Chemical, biological, radiological, nuclear, and explosive (CBRNE) materials pose significant threats to the United States and the world. The Forensic Science Center responds to threats posed by providing time-critical analyses for a wide range of hazards and unknown substances.
Since the Forensic Science Center (FSC) was founded in 1991, its scientists have been identifying challenging and complex samples for law enforcement and the intelligence community. Over time, the FSC’s unique capabilities in CBRNE analyses have established it as a premier laboratory that can answer an array of critical forensic questions—from cases of trace-level hazards to those requiring specialized analytical expertise—at national and international levels. This process of conducting rigorous analyses to identify samples from real-life cases is known as real-world sample exploitation.
Specialized laboratory space enables FSC scientists to apply their technical expertise when analyzing challenging samples such as those with multiple types of dangerous materials.
Beyond CBRNE materials, the FSC carries out complex analyses for a much broader range of samples. It uses chromatography, mass spectrometry, nuclear magnetic resonance imaging, and other advanced techniques to determine the structures of unknown chemical compounds. FSC scientists utilize in-house expertise in chemical synthesis to confirm these structures. They also provide solid analytical data to support their results.
When asked to identify unusual samples that are outside their areas of expertise, FSC staff consult with scientists from other parts of the Laboratory. For example, scientists at the National Ignition Facility recently assisted the FSC in characterizing an optic, and staff at the Center for Micro- and Nanotechnology helped assess a novel material.
FSC began partnering with law enforcement agencies and the intelligence community in the early 1990s, following the demise of the former Soviet Union and increased trafficking of radioactive materials on the international black market. Its pioneering efforts in nuclear forensic analysis expanded the boundaries of analytical chemistry and contributed to establishing the field of forensic science.
The center, which has been conducting novel casework to detect weapons of mass destruction for more than 25 years, is ISO 17025 accredited.

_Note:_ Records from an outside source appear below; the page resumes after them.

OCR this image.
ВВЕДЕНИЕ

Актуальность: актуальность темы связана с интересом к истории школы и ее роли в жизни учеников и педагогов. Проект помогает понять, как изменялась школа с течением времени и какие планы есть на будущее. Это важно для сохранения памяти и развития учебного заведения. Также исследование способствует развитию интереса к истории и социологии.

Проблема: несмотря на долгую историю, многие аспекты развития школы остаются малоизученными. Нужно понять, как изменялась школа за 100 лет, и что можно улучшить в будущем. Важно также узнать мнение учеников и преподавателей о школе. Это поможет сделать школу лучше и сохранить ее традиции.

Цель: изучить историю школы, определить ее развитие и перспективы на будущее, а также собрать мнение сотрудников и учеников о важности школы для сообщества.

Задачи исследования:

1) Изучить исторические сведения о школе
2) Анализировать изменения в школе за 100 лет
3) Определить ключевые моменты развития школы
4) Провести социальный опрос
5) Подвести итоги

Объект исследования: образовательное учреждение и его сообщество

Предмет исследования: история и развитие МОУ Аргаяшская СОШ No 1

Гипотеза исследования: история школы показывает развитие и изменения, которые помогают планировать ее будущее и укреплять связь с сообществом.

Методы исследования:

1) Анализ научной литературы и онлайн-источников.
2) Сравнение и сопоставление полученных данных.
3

The FSC is the main U.S. laboratory used by the Federal Bureau of Investigation and other law enforcement agencies to analyze radioactive, nuclear, and explosive materials, nuclear and radiological contraband, and mixed-hazard samples (containing two or more types of materials). With the ability to perform chemical and biological analyses as well, the FSC supports the forensic needs of a wide variety of investigations led by law enforcement and the intelligence community. Moreover, it can analyze CBRNE materials or other samples collected anywhere in the world (with a round-the-clock response if necessary). In addition to characterizing materials for commercial partners, the FSC helps the International Atomic Energy Agency fulfill its mission to inhibit nuclear weapons proliferation—and support the peaceful use of nuclear technology worldwide—by analyzing samples for explosives and nuclear fission fragments.
The FSC supports forensic needs for a wide variety of investigations led by law enforcement and the intelligence community.
Housed in shipping containers, field laboratories enable the Department of Defense to conduct sample analyses for a wide range of threats. (Photo by Jan Buchholtz.)
In investigations where standard sample preparation and analysis methods do not exist, the FSC can perform research and development in real time to create protocols that support sample identification. These efforts have included developing novel methods to analyze biomedical samples and creating complex extraction protocols for difficult soil types. While its analyses are often focused on screening for various known threats, the center also extensively interrogates samples to identify “unknowns” that are not contained in typical threat lists. This strategy allows the FSC to glean a more complete understanding of a sample, providing context and interpretation for authorities—even in the absence of a target threat chemical.
FSC has helped the Department of Defense develop the capability to conduct sample analyses in the field. To accomplish this goal, the center conducted instrument evaluations for several years to determine the appropriate equipment that should be deployed in field laboratories. These evaluations considered the functions of the instruments and the end users’ requirements (for example, enhanced ruggedness that can withstand transport). Once the FSC selected a standard kit of instruments, the center developed methods to conduct analyses for a wide range of threats (including chemical warfare agents, explosives, biological warfare agents, radiological and nuclear sources, opiates, poisons, and pharmaceuticals). To analyze samples in the chemical, radiological, and nuclear categories, the FSC designs instruments and can miniaturize those capabilities that are not readily available. As threats evolve, the center consistently updates its methods so that DOD field laboratories can provide seamless, rapid, and accurate analysis. Field laboratory workers receive training in sample preparation and analysis, instrument maintenance, and troubleshooting.